London is set to bounce back ‘very, very strongly’ in the third quarter of this year but should plan recovery events to lure back its temporarily dwindled population, avoid knee-jerk planning responses to its ailing high streets and instead treat them like ‘market stalls’ that are able to respond and adapt at pace.
Those were some of the key views to emerge from State of the Market – the first webinar session of this year’s LREF Investment Summit on Monday morning.
Deloitte’s Debapratim De said the UK economy had had ‘an incredibly difficult time’ as a result of the COVID-19 pandemic, but that although the firm is predicting a double-dip recession and London has borne the brunt there will be a ‘modest pick up in the second quarter followed by a ‘very, very strong recovery in the third’.
A poll of business leaders, he added, revealed that from 5% of people remote working in the UK rising to a peak of 47% is expected to settle down at 27% for the next five years – a ‘significant change’.

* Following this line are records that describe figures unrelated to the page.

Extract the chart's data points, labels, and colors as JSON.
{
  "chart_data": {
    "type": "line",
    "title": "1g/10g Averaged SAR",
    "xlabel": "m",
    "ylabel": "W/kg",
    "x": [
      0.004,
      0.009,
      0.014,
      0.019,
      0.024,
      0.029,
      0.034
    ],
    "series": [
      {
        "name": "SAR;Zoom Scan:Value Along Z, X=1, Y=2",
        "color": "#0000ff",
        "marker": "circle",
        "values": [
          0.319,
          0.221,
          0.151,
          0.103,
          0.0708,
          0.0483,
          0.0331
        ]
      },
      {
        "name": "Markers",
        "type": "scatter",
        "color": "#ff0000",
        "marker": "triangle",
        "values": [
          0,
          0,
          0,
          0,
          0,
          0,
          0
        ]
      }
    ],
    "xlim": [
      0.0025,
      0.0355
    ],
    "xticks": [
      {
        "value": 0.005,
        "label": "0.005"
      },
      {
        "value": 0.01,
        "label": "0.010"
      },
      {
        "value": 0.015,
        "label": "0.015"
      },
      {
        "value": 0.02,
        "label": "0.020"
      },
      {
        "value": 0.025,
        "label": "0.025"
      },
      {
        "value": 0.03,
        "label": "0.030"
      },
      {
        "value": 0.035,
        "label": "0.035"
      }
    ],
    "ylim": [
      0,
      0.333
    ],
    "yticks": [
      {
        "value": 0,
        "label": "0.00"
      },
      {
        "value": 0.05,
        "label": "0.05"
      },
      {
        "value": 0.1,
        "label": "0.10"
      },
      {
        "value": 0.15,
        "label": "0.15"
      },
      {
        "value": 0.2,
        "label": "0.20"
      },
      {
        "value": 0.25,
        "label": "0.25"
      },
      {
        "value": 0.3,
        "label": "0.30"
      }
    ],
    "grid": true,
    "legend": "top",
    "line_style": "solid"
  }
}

LSE’s Tony Travers said London tends to go further into recessions and then come out faster but that hundreds of thousands had left the capital, albeit probably on a temporary basis. ‘My own hunch is that the powerful – i.e. the people at the top of businesses and institutions – and the young will return at scale.’ But the recovery of the central activities zone has big implications since it is the most productive part of the UK by some distance and has a reputational impact too as the ‘shop window for the rest of the UK’. London will need ‘reverse messaging’ to get people back to work and boost the economy. ‘There will need to be some kind of welcome back events in city centres, particularly in London, to do with the arts and other public activities that people can enjoy’, social distancing, however, remains the ‘antithesis of city life’. He suggests that public authorities and landowners like the Great Estates will need ‘matchmaking’ to aid the recovery of sectors like retail. We should be careful too, however, to avoid undermining high streets by ‘random planning incursions in the short term, and for London to avoid being ‘levelled down’ while the rest of the country is ‘levelled up’.

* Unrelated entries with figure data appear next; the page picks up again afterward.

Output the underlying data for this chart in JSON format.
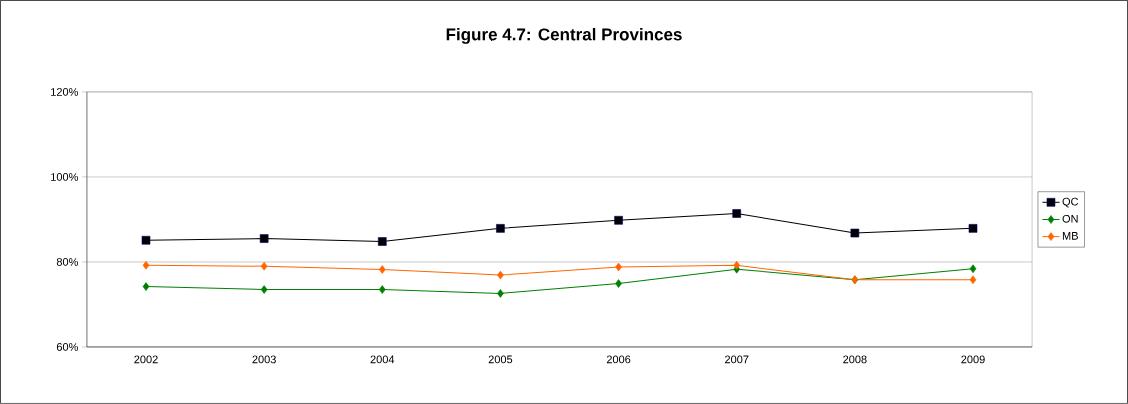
{
  "chart_data": {
    "type": "line",
    "title": "Figure 4.7: Central Provinces",
    "categories": [
      "2002",
      "2003",
      "2004",
      "2005",
      "2006",
      "2007",
      "2008",
      "2009"
    ],
    "series": [
      {
        "name": "QC",
        "color": "#000000",
        "marker": "square",
        "values": [
          85.1,
          85.5,
          84.8,
          87.9,
          89.8,
          91.4,
          86.8,
          87.9
        ]
      },
      {
        "name": "ON",
        "color": "#008000",
        "marker": "diamond",
        "values": [
          74.2,
          73.5,
          73.5,
          72.6,
          74.9,
          78.3,
          75.8,
          78.4
        ]
      },
      {
        "name": "MB",
        "color": "#ff6600",
        "marker": "diamond",
        "values": [
          79.2,
          79.0,
          78.2,
          76.9,
          78.8,
          79.2,
          75.8,
          75.8
        ]
      }
    ],
    "ylim": [
      60,
      120
    ],
    "yticks": [
      {
        "value": 60,
        "label": "60%"
      },
      {
        "value": 80,
        "label": "80%"
      },
      {
        "value": 100,
        "label": "100%"
      },
      {
        "value": 120,
        "label": "120%"
      }
    ],
    "grid": "y",
    "legend": "right",
    "line_style": "solid"
  }
}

Mark Allnutt of Greystar said that the urban flight many talk of was problematic, not least because there isn’t the stock of housing to cater for that mobility. Some regional cities have great attributes, however, but London will come back ‘incredibly strongly’, and will do so more if they attend to a ‘megatrend’ for demand for single person accommodation. ESG is another growing phenomenon, he added, and an important factor in raising capital, driven by the investor towards long term sustainability.

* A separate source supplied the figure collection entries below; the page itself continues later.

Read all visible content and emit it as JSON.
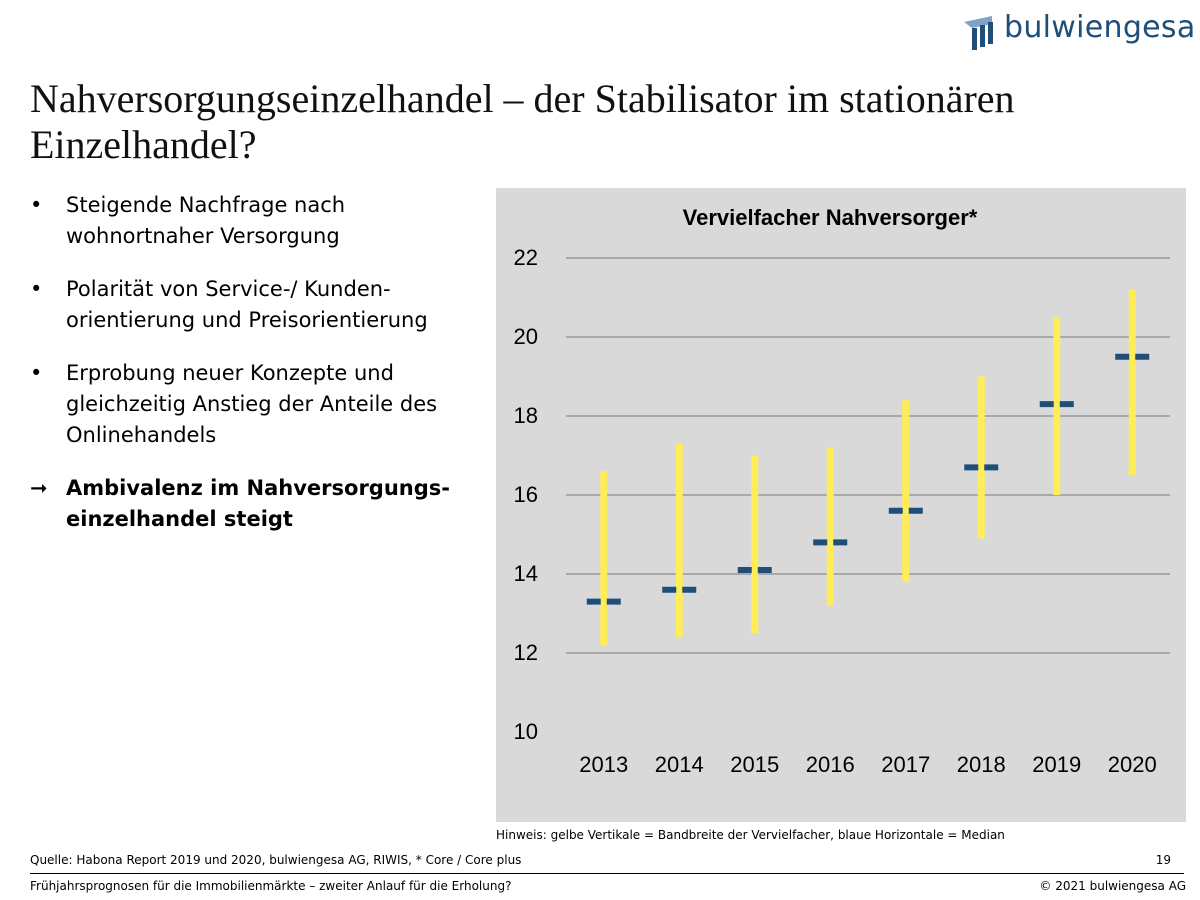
{
  "brand": {
    "logo_text": "bulwiengesa",
    "logo_color": "#1f4e79"
  },
  "slide": {
    "title": "Nahversorgungseinzelhandel – der Stabilisator im stationären Einzelhandel?",
    "bullets": [
      {
        "marker": "•",
        "text": "Steigende Nachfrage nach wohnortnaher Versorgung"
      },
      {
        "marker": "•",
        "text": "Polarität von Service-/ Kunden-orientierung und Preisorientierung"
      },
      {
        "marker": "•",
        "text": "Erprobung neuer Konzepte und gleichzeitig Anstieg der Anteile des Onlinehandels"
      }
    ],
    "conclusion": {
      "marker": "➞",
      "text": "Ambivalenz im Nahversorgungs-einzelhandel steigt"
    },
    "hint": "Hinweis: gelbe Vertikale = Bandbreite der Vervielfacher, blaue Horizontale = Median",
    "source": "Quelle: Habona Report 2019 und 2020, bulwiengesa AG, RIWIS, * Core / Core plus",
    "page_number": "19",
    "footer": "Frühjahrsprognosen für die Immobilienmärkte – zweiter Anlauf für die Erholung?",
    "copyright": "© 2021 bulwiengesa AG"
  },
  "chart_data": {
    "type": "range-median",
    "title": "Vervielfacher Nahversorger*",
    "categories": [
      "2013",
      "2014",
      "2015",
      "2016",
      "2017",
      "2018",
      "2019",
      "2020"
    ],
    "series": [
      {
        "name": "Bandbreite",
        "min": [
          12.2,
          12.4,
          12.5,
          13.2,
          13.8,
          14.9,
          16.0,
          16.5
        ],
        "max": [
          16.6,
          17.3,
          17.0,
          17.2,
          18.4,
          19.0,
          20.5,
          21.2
        ]
      },
      {
        "name": "Median",
        "values": [
          13.3,
          13.6,
          14.1,
          14.8,
          15.6,
          16.7,
          18.3,
          19.5
        ]
      }
    ],
    "ylim": [
      10,
      22
    ],
    "yticks": [
      10,
      12,
      14,
      16,
      18,
      20,
      22
    ],
    "grid": true,
    "colors": {
      "range": "#ffec59",
      "median": "#1f4e79",
      "background": "#d9d9d9",
      "grid": "#8c8c8c"
    }
  }
}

And finally, Emma Cariaga of British Land said that although the developers had planned for a recession in its Canada Water project, they hadn’t for a pandemic. The latest news on the woes of the High Street was very sad but also an acceleration of a trend that will stabilise all the quicker, albeit requiring flexibility and dynamism going forward. ‘The High Street of the future has got to be imagined as if it were a market stall’, she said. ‘We have got to build places and spaces that allow for rapid rearrangement of the deck chairs on a on a daily basis’. There should perhaps be a period of experimentation in this area, Cariaga suggested, with ideas piloted and monitoring to gauge their responses, and allow cities to be ‘the brilliant places we all remember them to be’.